Reputation: 597
Using Django, I have 2 models.
Model1 -> User
-> ID
-> Some properties
Model2 -> Activeness
-> UserId (Foreign Key to User)
->rating
This is a simplified case. I am trying to get a list of users sorted by their rating in the activeness table. User.objects.all().order_by('activeness__rating')
This works ok.
However, I have some situations where the activeness object for new users has not been created yet. This will result in those new users appearing at the top of the list obtained. I want them to appear at the bottom of the list instead.
I can't resort in python because I am using paging and retrieving 1 page at a time.
Can anyone advise. Thanks.
Upvotes: 0
Views: 671
Reputation: 7759
TLDR: filter out the user objects where the activeness
is null, and add them in later.
Long version: given some models like
class MyUser(models.Model):
activeness = models.ForeignKey('Activeness', null=True)
name = models.CharField(max_length=50)
def __unicode__(self):
return "{}: {}".format(self.name, self.activeness.rating if self.activeness else "no rating")
class Activeness(models.Model):
rating = models.FloatField()
and some sample data like this
<MyUser: Bob: 3.62810036125>,
<MyUser: Tim: no rating>,
<MyUser: Jim: 2.41014167534>,
<MyUser: Rod: 1.35651839383>]
you can exclude the users without ratings like this:
>>> MyUser.objects.filter(activeness__rating__isnull=False).order_by('activeness__rating')
[<MyUser: Rod: 1.35651839383>, <MyUser: Jim: 2.41014167534>, <MyUser: Bob: 3.62810036125>]

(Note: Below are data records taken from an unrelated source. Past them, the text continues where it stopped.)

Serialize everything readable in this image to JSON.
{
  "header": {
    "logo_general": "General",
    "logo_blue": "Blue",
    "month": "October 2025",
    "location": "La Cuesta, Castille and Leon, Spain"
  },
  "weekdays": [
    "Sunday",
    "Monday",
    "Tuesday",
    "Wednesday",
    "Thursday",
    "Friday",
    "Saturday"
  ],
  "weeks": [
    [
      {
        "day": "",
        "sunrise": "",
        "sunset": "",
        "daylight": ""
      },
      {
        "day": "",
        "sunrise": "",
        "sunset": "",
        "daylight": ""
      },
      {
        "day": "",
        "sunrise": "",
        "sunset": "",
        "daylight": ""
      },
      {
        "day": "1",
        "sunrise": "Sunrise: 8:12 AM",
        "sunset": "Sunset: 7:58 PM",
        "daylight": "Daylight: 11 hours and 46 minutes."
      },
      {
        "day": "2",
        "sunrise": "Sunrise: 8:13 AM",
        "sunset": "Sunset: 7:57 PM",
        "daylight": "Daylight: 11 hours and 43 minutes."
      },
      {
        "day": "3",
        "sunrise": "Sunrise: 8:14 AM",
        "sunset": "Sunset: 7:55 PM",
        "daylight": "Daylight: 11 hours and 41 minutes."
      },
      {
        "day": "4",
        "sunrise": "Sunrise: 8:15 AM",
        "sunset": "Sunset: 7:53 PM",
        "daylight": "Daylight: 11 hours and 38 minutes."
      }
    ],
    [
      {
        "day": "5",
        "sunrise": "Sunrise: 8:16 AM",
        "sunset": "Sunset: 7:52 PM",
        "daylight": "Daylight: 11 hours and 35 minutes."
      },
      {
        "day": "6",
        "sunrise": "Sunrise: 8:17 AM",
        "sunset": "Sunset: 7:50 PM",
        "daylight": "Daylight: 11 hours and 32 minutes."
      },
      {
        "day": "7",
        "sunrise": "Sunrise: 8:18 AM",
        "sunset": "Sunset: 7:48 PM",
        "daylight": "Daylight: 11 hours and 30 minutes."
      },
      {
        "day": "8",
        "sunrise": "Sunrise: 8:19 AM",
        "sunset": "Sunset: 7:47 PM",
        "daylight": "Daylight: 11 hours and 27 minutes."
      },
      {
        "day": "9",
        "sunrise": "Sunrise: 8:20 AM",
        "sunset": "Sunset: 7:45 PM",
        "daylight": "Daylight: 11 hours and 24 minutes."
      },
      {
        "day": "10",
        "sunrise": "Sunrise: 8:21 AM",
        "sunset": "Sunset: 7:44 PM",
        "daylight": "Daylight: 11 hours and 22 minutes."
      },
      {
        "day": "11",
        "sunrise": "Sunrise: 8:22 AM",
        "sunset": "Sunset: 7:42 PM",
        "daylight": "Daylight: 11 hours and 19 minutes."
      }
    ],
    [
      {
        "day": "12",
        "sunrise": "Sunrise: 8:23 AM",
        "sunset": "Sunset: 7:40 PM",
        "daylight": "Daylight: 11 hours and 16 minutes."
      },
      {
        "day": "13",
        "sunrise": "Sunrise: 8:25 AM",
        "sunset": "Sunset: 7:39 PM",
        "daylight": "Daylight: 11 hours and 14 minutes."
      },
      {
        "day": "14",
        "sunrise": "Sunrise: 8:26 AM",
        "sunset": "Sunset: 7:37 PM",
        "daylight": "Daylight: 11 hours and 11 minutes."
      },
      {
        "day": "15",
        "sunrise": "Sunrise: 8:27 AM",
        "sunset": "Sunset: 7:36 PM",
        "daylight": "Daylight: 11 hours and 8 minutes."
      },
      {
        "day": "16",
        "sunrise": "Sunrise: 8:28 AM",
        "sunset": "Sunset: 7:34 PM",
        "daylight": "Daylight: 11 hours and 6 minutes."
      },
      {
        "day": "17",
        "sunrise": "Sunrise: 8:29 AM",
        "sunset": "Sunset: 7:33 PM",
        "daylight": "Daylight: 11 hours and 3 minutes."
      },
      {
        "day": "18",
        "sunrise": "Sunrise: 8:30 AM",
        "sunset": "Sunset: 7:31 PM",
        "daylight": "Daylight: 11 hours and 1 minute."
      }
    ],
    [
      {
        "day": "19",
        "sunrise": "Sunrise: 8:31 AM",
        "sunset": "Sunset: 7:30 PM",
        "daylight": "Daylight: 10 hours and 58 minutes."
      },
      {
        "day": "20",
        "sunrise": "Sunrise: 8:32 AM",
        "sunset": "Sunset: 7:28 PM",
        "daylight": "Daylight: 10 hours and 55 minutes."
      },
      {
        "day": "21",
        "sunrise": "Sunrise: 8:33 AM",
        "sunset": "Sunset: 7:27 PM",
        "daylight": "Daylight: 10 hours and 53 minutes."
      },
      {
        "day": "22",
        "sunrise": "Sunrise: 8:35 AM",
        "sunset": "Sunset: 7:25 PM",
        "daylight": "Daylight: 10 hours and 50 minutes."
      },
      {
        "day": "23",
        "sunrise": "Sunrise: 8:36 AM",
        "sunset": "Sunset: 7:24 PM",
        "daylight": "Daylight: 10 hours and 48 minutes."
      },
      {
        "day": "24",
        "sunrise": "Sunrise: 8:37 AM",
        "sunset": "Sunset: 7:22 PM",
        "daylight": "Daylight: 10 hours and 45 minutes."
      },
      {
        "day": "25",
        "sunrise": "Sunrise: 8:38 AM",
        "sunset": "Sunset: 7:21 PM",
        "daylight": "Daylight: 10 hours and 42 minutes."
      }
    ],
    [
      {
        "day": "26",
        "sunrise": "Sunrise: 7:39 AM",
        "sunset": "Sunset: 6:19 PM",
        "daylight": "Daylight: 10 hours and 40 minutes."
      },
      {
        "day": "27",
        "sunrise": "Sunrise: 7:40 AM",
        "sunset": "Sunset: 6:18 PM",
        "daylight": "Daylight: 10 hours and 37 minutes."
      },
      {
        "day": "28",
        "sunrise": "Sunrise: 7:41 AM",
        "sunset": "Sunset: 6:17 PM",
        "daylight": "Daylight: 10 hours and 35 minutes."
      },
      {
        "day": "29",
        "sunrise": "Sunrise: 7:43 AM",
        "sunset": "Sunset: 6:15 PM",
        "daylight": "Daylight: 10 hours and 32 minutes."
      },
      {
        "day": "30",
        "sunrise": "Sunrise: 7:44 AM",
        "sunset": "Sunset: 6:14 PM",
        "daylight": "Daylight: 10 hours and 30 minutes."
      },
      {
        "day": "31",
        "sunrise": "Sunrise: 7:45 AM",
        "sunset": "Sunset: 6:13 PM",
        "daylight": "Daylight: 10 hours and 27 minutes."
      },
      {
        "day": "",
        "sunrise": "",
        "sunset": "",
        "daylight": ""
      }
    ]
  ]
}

and then append them to the end, which you can make a bit more efficient by using chain() from itertools
:
>>> from itertools import chain
>>> chain(MyUser.objects.filter(activeness__rating__isnull=False).order_by('activeness__rating'), MyUser.objects.filter(activeness__rating__isnull=True))
[<MyUser: Rod: 1.35651839383>,
<MyUser: Jim: 2.41014167534>,
<MyUser: Bob: 3.62810036125>,
<MyUser: Tim: no rating>]
For example, if we have debug on we can see this prevents Query Sets from being pointlessly evaluated.
>>> from django.db import connection
>>> import pprint
>>> connection.queries = []
>>> for u in chain(MyUser.objects.filter(activeness__rating__isnull=False).order_by('activeness__rating').select_related('activeness'), MyUser.objects.filter(activeness__rating__isnull=True)):
>>> print "At {u} we've done {count} SQL queries".format(u=u, count=len(connection.queries))
At Rod: 1.35651839383 we've done 1 SQL queries
At Jim: 2.41014167534 we've done 1 SQL queries
At Bob: 3.62810036125 we've done 1 SQL queries
At Tim: no rating we've done 2 SQL queries
Of course, you'll still need to do some more work to get it to work with a Django paginator, but that'd be beyond the scope of this question.